De notre envoyé spécial à Clermont-Ferrand
Depuis le début de l'année, l'inquiétude montait parmi les Clermontois : presque pas une semaine sans un nouveau cas de méningite à méningocoque de type C. Et sur les treize derniers mois, 18 cas au total étaient dénombrés à l'intérieur d'une bande centrale du département du Puy-de-Dôme autour du chef-lieu, dont quatre mortels.
Le vendredi 11 janvier, le ministre délégué à la Santé réunissait donc à Paris les médias pour annoncer la plus grande opération de vaccination jamais lancée en France : d'ici au 9 février, date des vacances scolaires, 80 000 jeunes âgés de 2 mois à 20 ans révolus vont être vaccinés, dont 65 800 élèves scolarisés dans 279 établissements, dans 84 communes de sept cantons du département du Puy-de-Dôme (Tauves, Billom, Vertaizon, Pont-du-Château, Rochefort-Montagne, Herment, Bourg-Lastic).
Mais aussitôt l'annonce faite, ce fut la panique. Dès le lendemain, le Dr Jacques Roussel, président de MG-France 63, et le Dr Pierre Méry, président de l'UNOF-CSMF 63, écrivaient à Bernard Kouchner pour s'en faire l'écho : « La panique que vous avez immédiatement suscitéese traduit par des afflux de demandes de renseignements de la part des familles (...). Les médecins généralistes sont confrontés à cette situation sans même avoir la moindre information préalable, puisque vous avez préféré l'impact des médias nationaux (...), au mépris de leur propre existence, dans la relation médecin-malade et de leur rôle en matière de santé publique. »
La panique
« L'effet d'annonce a été terriblement sous-évalué dans son impact », confirme le Dr Gérard Blanchet, lui-même secrétaire de MG-France pour le département. « Dès le premier vendredi, c'était une pagaille monstre », observe ce praticien installé à Blanzat, dans la banlieue résidentielle de Clermont-Ferrand.
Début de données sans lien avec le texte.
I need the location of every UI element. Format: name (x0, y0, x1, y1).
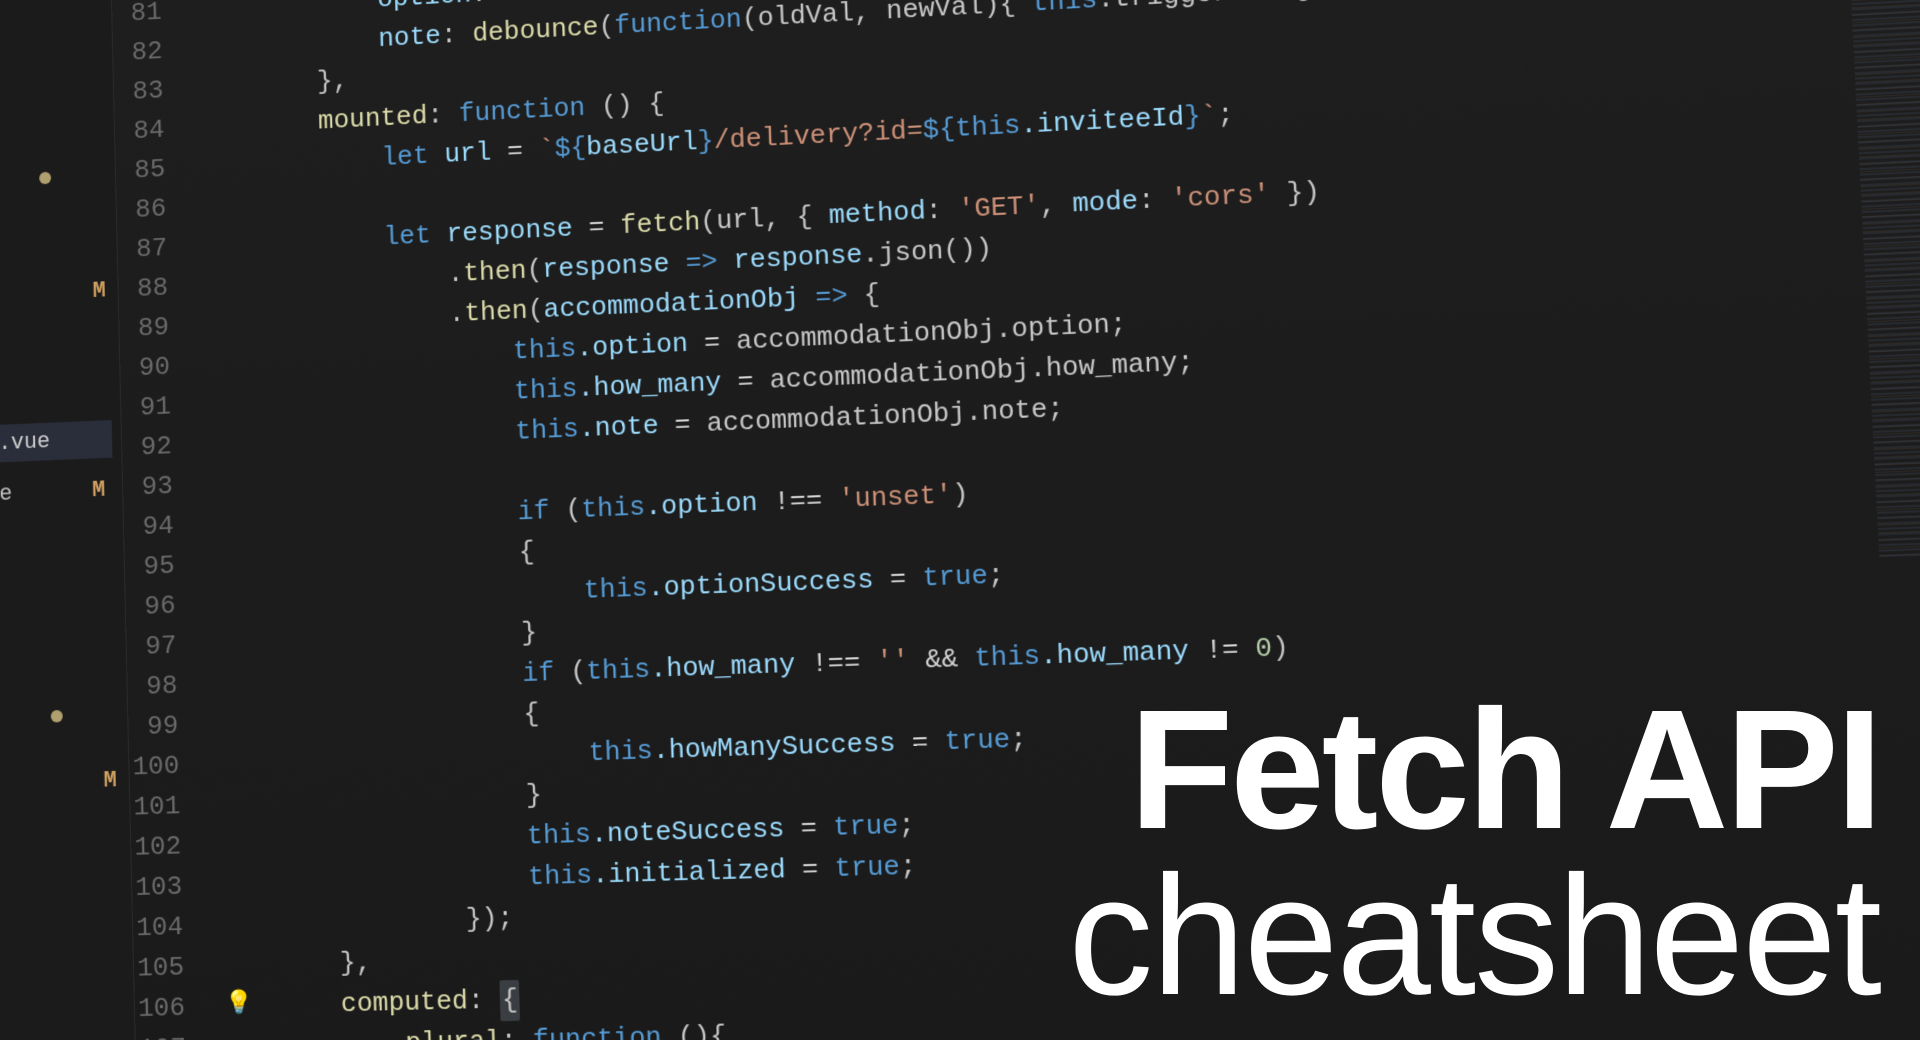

Les questions posées par les patients étaient nombreuses et roulaient sur les sujets les plus variés : pourquoi a-t-on choisi un vaccin anglais de préférence au vaccin de l'Institut Pasteur ? N'y a-t-il pas un risque de transmission de la vache folle ? Où en est-on exactement de l'épidémie ? Ma commune fait-elle partie de la zone où la vaccination est conseillée ? Un de mes enfants est scolarisé dans la zone où la vaccination est conseillée, les autres, qui sont à l'extérieur de cette zone, doivent-ils être également vaccinés ? Y a-t-il un risque vaccinal pour les femmes enceintes ? Et pour un enfant qui relève d'une rougeole ? Et celui qui a reçu le BTPolio la semaine dernière ? Autant de questions parmi d'autres pour lesquelles rien, aucune information n'a été donnée, au début, au corps médical.
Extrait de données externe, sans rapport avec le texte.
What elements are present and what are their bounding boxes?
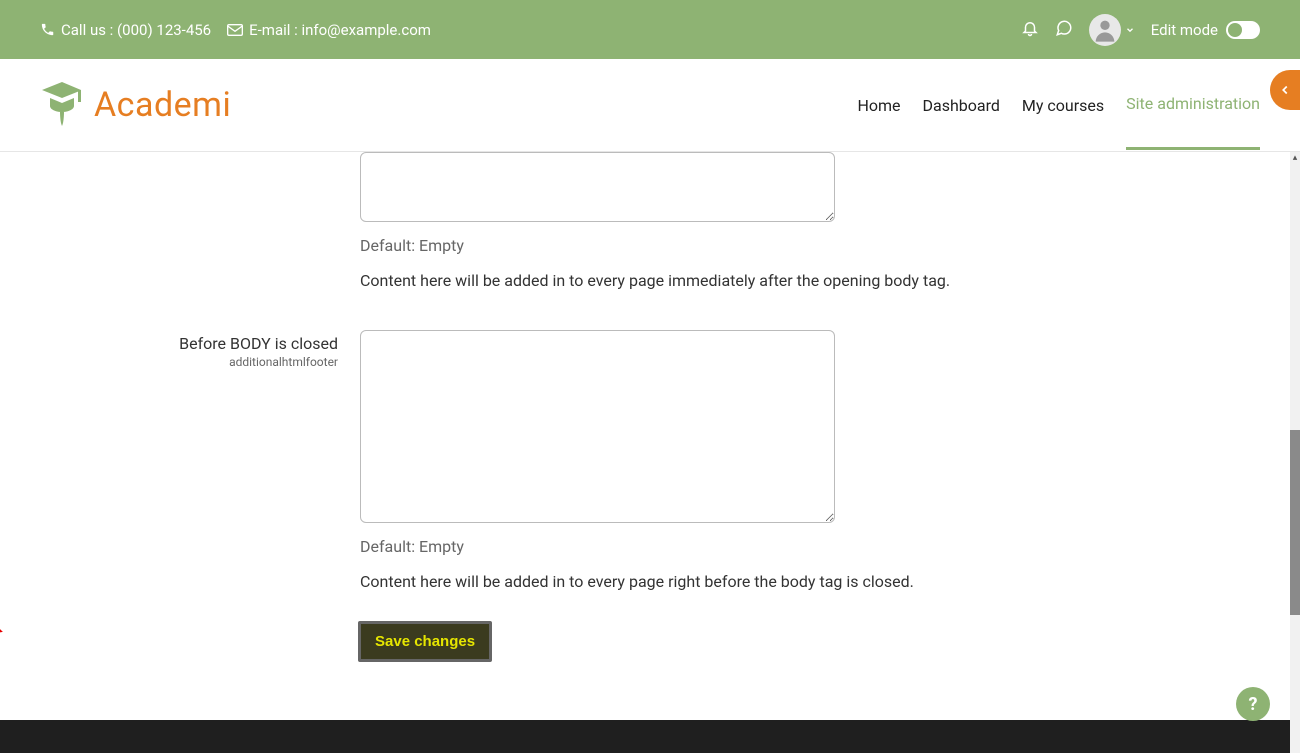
topbar: Call us : (000) 123-456 E-mail : info@ex… [0, 0, 1300, 59]
bell-icon[interactable] [1021, 19, 1039, 41]
label-before-body-closed: Before BODY is closed [40, 334, 338, 353]
form-row-top: Default: Empty Content here will be adde… [0, 152, 1290, 290]
content: Default: Empty Content here will be adde… [0, 152, 1290, 753]
email-text: E-mail : info@example.com [249, 21, 431, 39]
edit-mode-label: Edit mode [1151, 21, 1218, 39]
textarea-top[interactable] [360, 152, 835, 222]
scrollbar-thumb[interactable] [1290, 430, 1300, 615]
default-text-top: Default: Empty [360, 236, 1250, 255]
chevron-down-icon [1125, 21, 1135, 39]
edit-mode-toggle[interactable] [1226, 21, 1260, 39]
textarea-additionalhtmlfooter[interactable] [360, 330, 835, 523]
description-top: Content here will be added in to every p… [360, 271, 1250, 290]
topbar-left: Call us : (000) 123-456 E-mail : info@ex… [40, 21, 431, 39]
form-row-bottom: Before BODY is closed additionalhtmlfoot… [0, 330, 1290, 591]
topbar-right: Edit mode [1021, 14, 1260, 46]
default-text-bottom: Default: Empty [360, 537, 1250, 556]
logo[interactable]: Academi [40, 78, 231, 132]
avatar [1089, 14, 1121, 46]
nav-site-administration[interactable]: Site administration [1126, 94, 1260, 150]
nav-my-courses[interactable]: My courses [1022, 96, 1104, 149]
brand-name: Academi [94, 85, 231, 125]
nav-home[interactable]: Home [857, 96, 900, 149]
user-menu[interactable] [1089, 14, 1135, 46]
description-bottom: Content here will be added in to every p… [360, 572, 1250, 591]
nav-dashboard[interactable]: Dashboard [923, 96, 1000, 149]
call-us-text: Call us : (000) 123-456 [61, 21, 211, 39]
edit-mode-control: Edit mode [1151, 21, 1260, 39]
save-changes-button[interactable]: Save changes [358, 621, 492, 662]
nav-links: Home Dashboard My courses Site administr… [857, 94, 1260, 116]
message-icon[interactable] [1055, 19, 1073, 41]
navbar: Academi Home Dashboard My courses Site a… [0, 59, 1300, 152]
scroll-arrow-up-icon[interactable]: ▴ [1290, 152, 1300, 164]
mail-icon [227, 24, 243, 36]
phone-icon [40, 22, 55, 37]
callout-arrow-icon [0, 583, 15, 643]
graduation-cap-icon [40, 78, 84, 132]
save-row: Save changes Click on Save changes [0, 621, 1290, 662]
help-button[interactable]: ? [1236, 687, 1270, 721]
sublabel-additionalhtmlfooter: additionalhtmlfooter [40, 355, 338, 369]
help-icon: ? [1249, 694, 1258, 715]
footer-bar [0, 720, 1290, 753]
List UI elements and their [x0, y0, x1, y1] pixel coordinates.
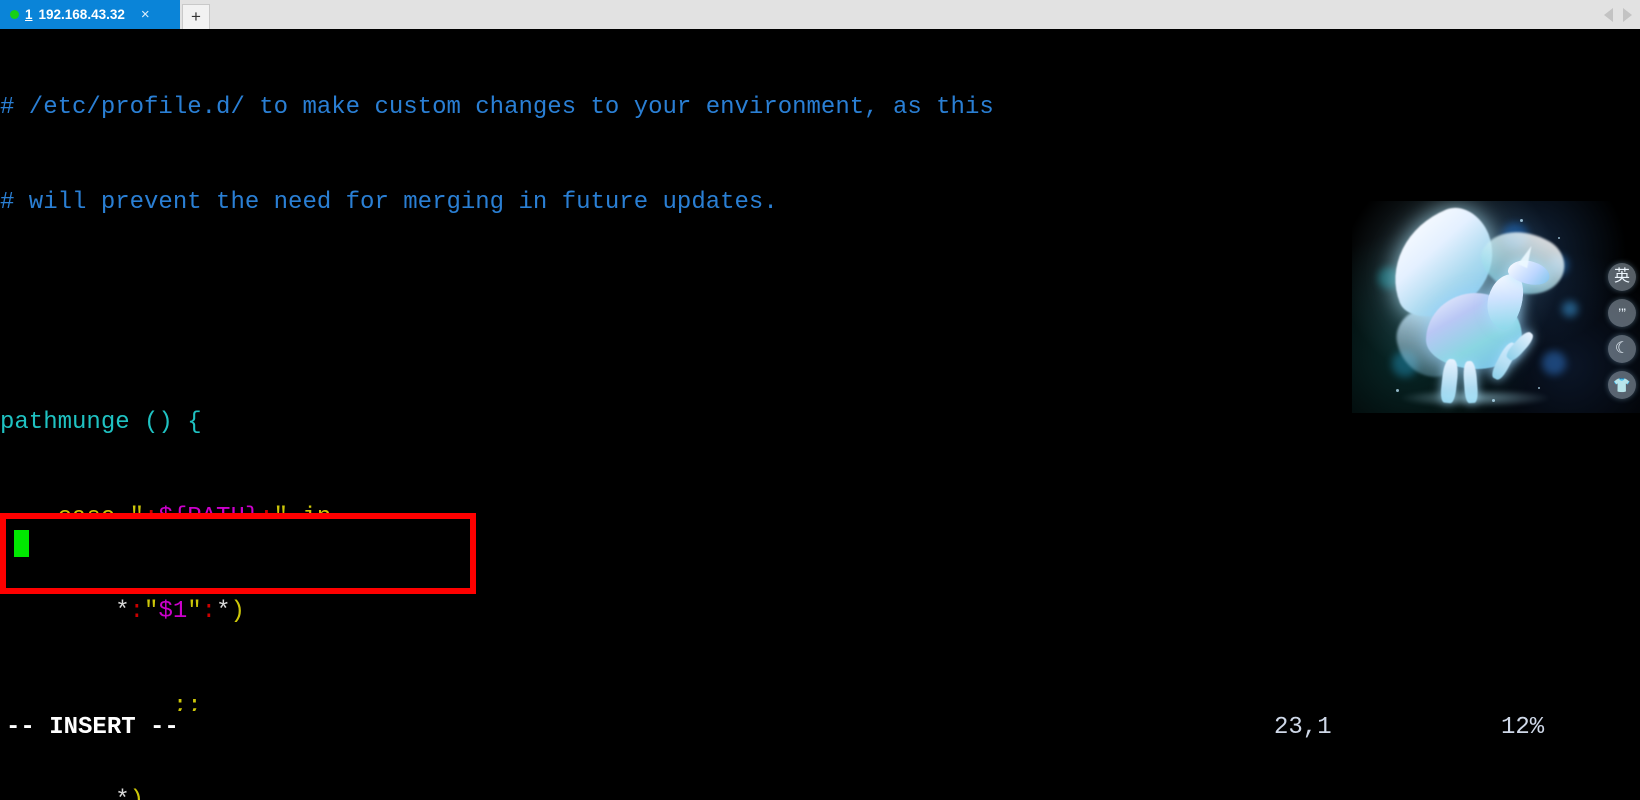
vim-buffer[interactable]: # /etc/profile.d/ to make custom changes…	[0, 29, 1640, 800]
connection-status-dot	[10, 10, 19, 19]
close-icon[interactable]: ×	[141, 7, 150, 22]
ime-language-toggle[interactable]: 英	[1608, 263, 1636, 291]
vim-cursor-position: 23,1	[1274, 714, 1332, 741]
vim-status-line: -- INSERT -- 23,1 12%	[0, 711, 1640, 745]
web-terminal[interactable]: # /etc/profile.d/ to make custom changes…	[0, 29, 1640, 800]
code-line-text: # will prevent the need for merging in f…	[0, 188, 778, 216]
chevron-left-icon[interactable]	[1604, 7, 1613, 22]
browser-tab-strip: 1 192.168.43.32 × +	[0, 0, 1640, 29]
ime-skin-artwork	[1352, 201, 1640, 413]
red-highlight-annotation	[0, 513, 476, 594]
pegasus-water-reflection	[1400, 389, 1550, 407]
ime-skin-button[interactable]: 👕	[1608, 371, 1636, 399]
sogou-ime-panel[interactable]: 英 ’” ☾ 👕	[1352, 201, 1640, 413]
vim-scroll-percent: 12%	[1501, 714, 1545, 741]
code-line: *)	[0, 785, 1640, 800]
tab-scroll-controls	[1604, 0, 1640, 29]
browser-tab-192-168-43-32[interactable]: 1 192.168.43.32 ×	[0, 0, 180, 29]
ime-punctuation-toggle[interactable]: ’”	[1608, 299, 1636, 327]
ime-night-mode[interactable]: ☾	[1608, 335, 1636, 363]
vim-mode-indicator: -- INSERT --	[6, 714, 179, 741]
code-line: # /etc/profile.d/ to make custom changes…	[0, 92, 1640, 124]
chevron-right-icon[interactable]	[1623, 7, 1632, 22]
code-line: *:"$1":*)	[0, 598, 245, 625]
tab-strip-spacer	[210, 0, 1604, 29]
vim-block-cursor	[14, 530, 29, 557]
tab-title-label: 192.168.43.32	[38, 7, 125, 22]
ime-button-column: 英 ’” ☾ 👕	[1608, 263, 1636, 399]
tab-index-label: 1	[25, 7, 33, 22]
new-tab-button[interactable]: +	[182, 4, 210, 29]
code-line-text: # /etc/profile.d/ to make custom changes…	[0, 94, 994, 121]
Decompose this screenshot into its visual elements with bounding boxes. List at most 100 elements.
« On ne peut imaginer pire situation pour un médecin, se désole le Dr Blanchet : confronté à l'angoisse et à la panique d'un patient, l'impuissance totale. On ne sait pas. On n'a rien à dire en dehors de ce qui est paru dans "la Montagne" » (le quotidien régional).
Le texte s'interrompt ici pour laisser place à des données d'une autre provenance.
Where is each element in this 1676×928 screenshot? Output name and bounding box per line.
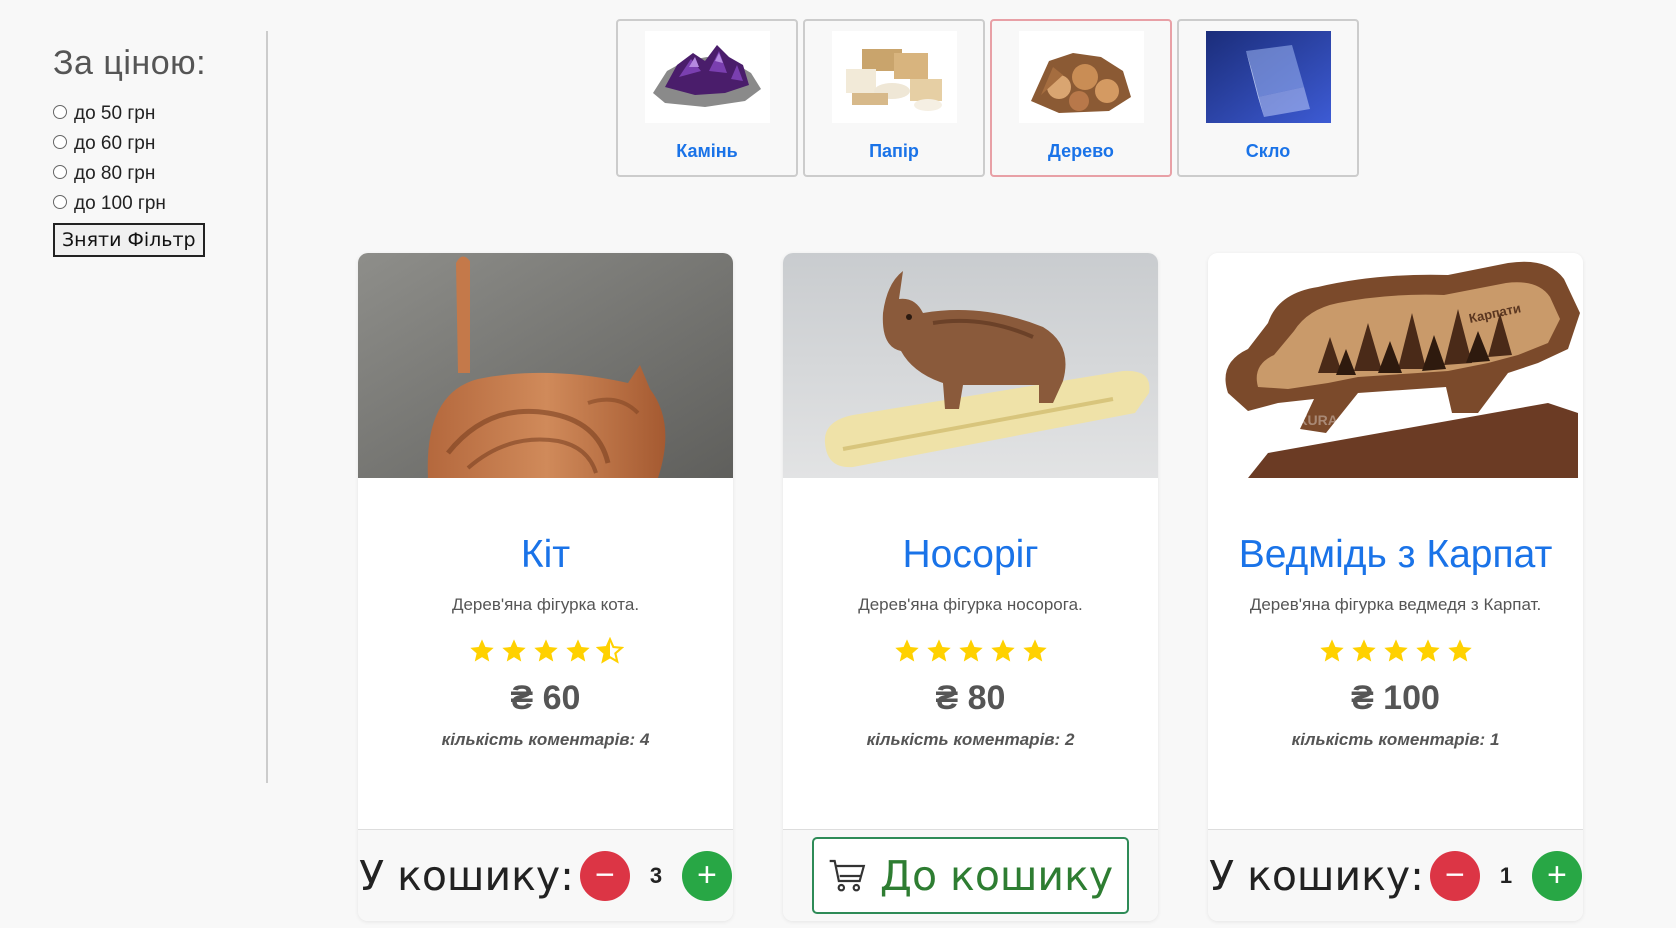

Depuis vendredi, le téléphone sonne continuellement. Jusqu'à une centaine d'appels par jour chez le Dr Blanchet, qui exerce en cabinet de groupe avec deux confrères. Tous les généralistes du département sont logés à la même enseigne : panique du patient, impuissance du praticien sur fond de sonnerie téléphonique non-stop.
Même phénomène chez la douzaine de pédiatres qui exercent dans la capitale auvergnate. « Les patients s'inquiètent beaucoup des contre-indications et nous demandent des précisions sur Meningitec »(le vaccin des laboratoires britanniques Wyeth-Lederlé qui a obtenu son AMM le jour-même de la décision de lancer la campagne), témoigne le Dr Frédérique Mestre, qui reçoit une trentaine d'appels par jour. « Sans être forcément paniqués, les gens veulent savoir s'il y a un risque d'épidémie, note le Dr Brigitte Bourbonnais, et ils s'inquiètent des risques liés aux pathologies saisonnières. »
« Beaucoup de patients préféreraient que je vaccine moi-même leurs enfants, à l'occasion des visites régulières ou de consultations liées à d'autres problèmes, et ils veulent savoir comment se procurer le vaccin, si c'est possible », rapporte de son côté le Dr Marie-Annick Miossec-Brotte.
Tous ces spécialistes, à l'instar de leurs confrères généralistes, sont également démunis d'éléments de réponses et crient au scandale. La pression monte quatre jours durant parmi des médecins de plus en plus excédés, qui se jettent tous les matins sur « la Montagne » pour tenter d'y puiser matière à quelques réponses.
Les explications de Kouchner
Mardi dernier, Bernard Kouchner va tenter de mettre du baume au cur des confrères auvergnats et il obtiendra l'effet contraire : « Depuis ce matin, déclare le ministre en tentant d'impliquer les confrères dans la campagne, les médecins libéraux peuvent, et gratuitement, se procurer le vaccin, qui était très nouveau en France il y a huit jours, dans toutes les pharmacies de la région, pour répondre aux demandes des familles qui souhaiteraient que leurs enfants de 2 mois à 20 ans soient vaccinés par un libéral.» Et le ministre de fournir quelques précisions sur l'absence d'information à destination du corps médical : dès que la décision a été prise avec les experts, « il fallait en faire part à la population, explique-t-il, ce qui fut fait par l'intermédiaire du préfet, de la DDASS et de l'hôpital de Clermont-Ferrand (...) Les médecins peuvent quand même se renseigner par l'intermédiaire des médias nationaux et locaux. Ils peuvent consulter le site Internet du ministère qui a été mis en charge, parce que l'électricité, ça existe. »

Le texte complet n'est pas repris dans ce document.